Mary Ellen Montoya was raised amidst the verdant fields of her youth in the Fresno County town of Fowler. There the Fowler High School song leader met a yearbook editor and cartoonist named Jose Montoya. They were married while he was in the U.S. Navy. She also became a dedicated educator, serving with the Sacramento City Unified School District for more than 30 years, at Ethel Phillips Elementary School.
In a joint letter to Mary Ellen’s children, UFW President Arturo Rodriguez and Cesar Chavez Foundation President Paul Chavez noted how Cesar distinguished between people who are of service and those who become servants. “Many decent men and women engage in daily acts of altruism or charity,” their letter observed. “But a relative few become servants, totally dedicating themselves to the most needy among us. By that definition, both your mother and father were true servants.”
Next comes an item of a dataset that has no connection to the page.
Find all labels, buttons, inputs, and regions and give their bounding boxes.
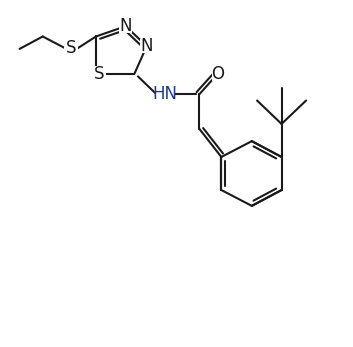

Mary Ellen Montoya is survived by her second husband, Andres Perez, six children, 15 grand children and 13 great grand children as well as her sisters Linda, Carmen, Gloria, Sally, Patricia and Melissa, her brother Joey and their children from Gilroy, Calif. as well as numerous cousins, aunts and uncles from the Central Valley.
Services on Monday, March 7, begin with a 10 a.m. to 12 noon visitation and a 12 noon Rosary, both at George L. Klumpp Mortuary, 2691 Riverside Blvd., Sacramento 95818, followed by a procession to St. Mary’s Catholic Cemetery, 6700 – 21st Ave., Sacramento 95820.
Que Viva Mary Ellen Montoya de Fowler!